Forum Discussion

Stefan_Klotz's avatar
Stefan_Klotz
Icon for Cumulonimbus rankCumulonimbus
May 09, 2014

Force to standby with HA Group

Hi there,

 

we have a LTM 4000s with version 11.4.1 HF3 and two LACP channels (each with 2 interfaces), one dedicated for heartbeat/sync/mirroring and the other as trunk with all the productive VLANs. For the scenario that the productive trunk fails, but the heartbeat is still alive, we configured a HA group for the productive trunk. We made several tests with disabling different ports on the switches.
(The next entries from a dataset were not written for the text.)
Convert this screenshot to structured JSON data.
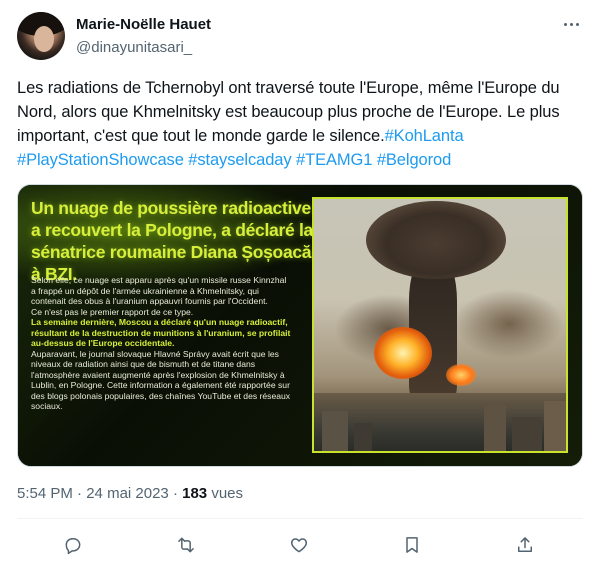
{
  "author": {
    "display_name": "Marie-Noëlle Hauet",
    "handle": "@dinayunitasari_"
  },
  "tweet": {
    "text": "Les radiations de Tchernobyl ont traversé toute l'Europe, même l'Europe du Nord, alors que Khmelnitsky est beaucoup plus proche de l'Europe. Le plus important, c'est que tout le monde garde le silence.",
    "hashtags": [
      "#KohLanta",
      "#PlayStationShowcase",
      "#stayselcaday",
      "#TEAMG1",
      "#Belgorod"
    ]
  },
  "media": {
    "headline": "Un nuage de poussière radioactive a recouvert la Pologne, a déclaré la sénatrice roumaine Diana Șoșoacă à BZI.",
    "paragraph_1": "Selon elle, ce nuage est apparu après qu'un missile russe Kinnzhal a frappé un dépôt de l'armée ukrainienne à Khmelnitsky, qui contenait des obus à l'uranium appauvri fournis par l'Occident.",
    "paragraph_2": "Ce n'est pas le premier rapport de ce type.",
    "paragraph_3": "La semaine dernière, Moscou a déclaré qu'un nuage radioactif, résultant de la destruction de munitions à l'uranium, se profilait au-dessus de l'Europe occidentale.",
    "paragraph_4": "Auparavant, le journal slovaque Hlavné Správy avait écrit que les niveaux de radiation ainsi que de bismuth et de titane dans l'atmosphère avaient augmenté après l'explosion de Khmelnitsky à Lublin, en Pologne. Cette information a également été rapportée sur des blogs polonais populaires, des chaînes YouTube et des réseaux sociaux.",
    "accent_color": "#d7ef3a"
  },
  "meta": {
    "time": "5:54 PM",
    "separator": " · ",
    "date": "24 mai 2023",
    "views_count": "183",
    "views_label": " vues"
  },
  "actions": [
    "reply-icon",
    "retweet-icon",
    "like-icon",
    "bookmark-icon",
    "share-icon"
  ],
  "colors": {
    "link": "#1d9bf0",
    "secondary_text": "#536471",
    "primary_text": "#0f1419"
  }
}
The behavior was always fine and as expected, especially the automatic failover based on the HA group if the productive trunk fails. But what we found out then, it's not possible to manually switch back. The active unit shows standby for a few seconds and then automatically comes back to active. The other device stays standby all the time (at least what we see via the WebGUI). First we thought it might be an issue, that the heartbeat trunk is not involved in the HA group, but even with both trunks included we have the same issue. But if we just disable the Active Bonus, the manual failover works fine. We have setup the following:

 

sys ha-group ha_group {

 

active-bonus 50 trunks {

 

channel_1.1_1.2_heartbeat { weight 10 }

 

channel_1.3_1.4_production { weight 90 } } }

 

Any idea what's the reason for this? Thank you!

 

Ciao Stefan :)

 

6 Replies

  • This is expected behavior:

     

    http://support.f5.com/kb/en-us/solutions/public/14000/500/sol14515.html

     

    Use 'Force Offline' and then 'Release Offline'

     

  • Things are getting more and more strange. Now we found out that this behavior only seems to be the case when we try to manually failback from unit2 to unti1. The other way round from unti1 to unit2 works fine without any issues. Unit1 has the lower management-IP if this might be relevant.

     

    Ciao Stefan :)

     

  • Rory's avatar
    Rory
    Icon for Nimbostratus rankNimbostratus

    I had this same issue in 11.2.0, which persisted after an upgrade to 11.4.0HF3.

     

    In my case we didn't have a dedicated heartbeat between units, which we added on the premise that going through our switching gear may have been mucking things up(and it was a good idea in general). It didn't help. Rebuilding the trust relationship also didn't help.

     

    The resolution for us came after one of our C2100 blades packed it in and needed to be replaced. After configuring management the replacement blade and rebuilding the trust between the VIPRIONs, the issue mysteriously disappeared.

     

    I suspect the hardware, since the C2100 blade on the other chassis also stopped POST'ing about 4 months earlier and replacing it in the same manner didn't resolve it. F5 couldn't find anything amiss with our configuration.

     

  • Kevin_K_51432's avatar
    Kevin_K_51432
    Historic F5 Account

    Hi Stefan, The scoring / failover aspects of clustering can get complicated. This bug could be one possibility:

     

    http://support.f5.com/kb/en-us/solutions/public/14000/100/sol14155.html?sr=37247153

     

    Also, I see a warning in the manual section "What is an HA group?" which states that you must ensure this is configured on both devices. This tells me that the feature doesn't sync and that perhaps some customers are overlooking this? There also appears to be quite a bit of good information for understanding scoring in general:

     

    https://support.f5.com/kb/en-us/products/big-ip_ltm/manuals/product/bigip-device-service-clustering-admin-11-5-0/8.html?sr=37247045

     

    Hope this offers some help.

     

    Kevin

     

  • To failover manually when I use HA groups, I manually change the score in the HA group section for one of the objects (pool, trunk, etc.) to drop the active boxes score below the standby box's score (Have adjust accordingly based upon your active bonus setting) , then the box fails over.

     

  • Hi Cory, many thanks for this hint! I tested it yesterday and it works perfectly fine. Thank you!

     

    Ciao Stefan :)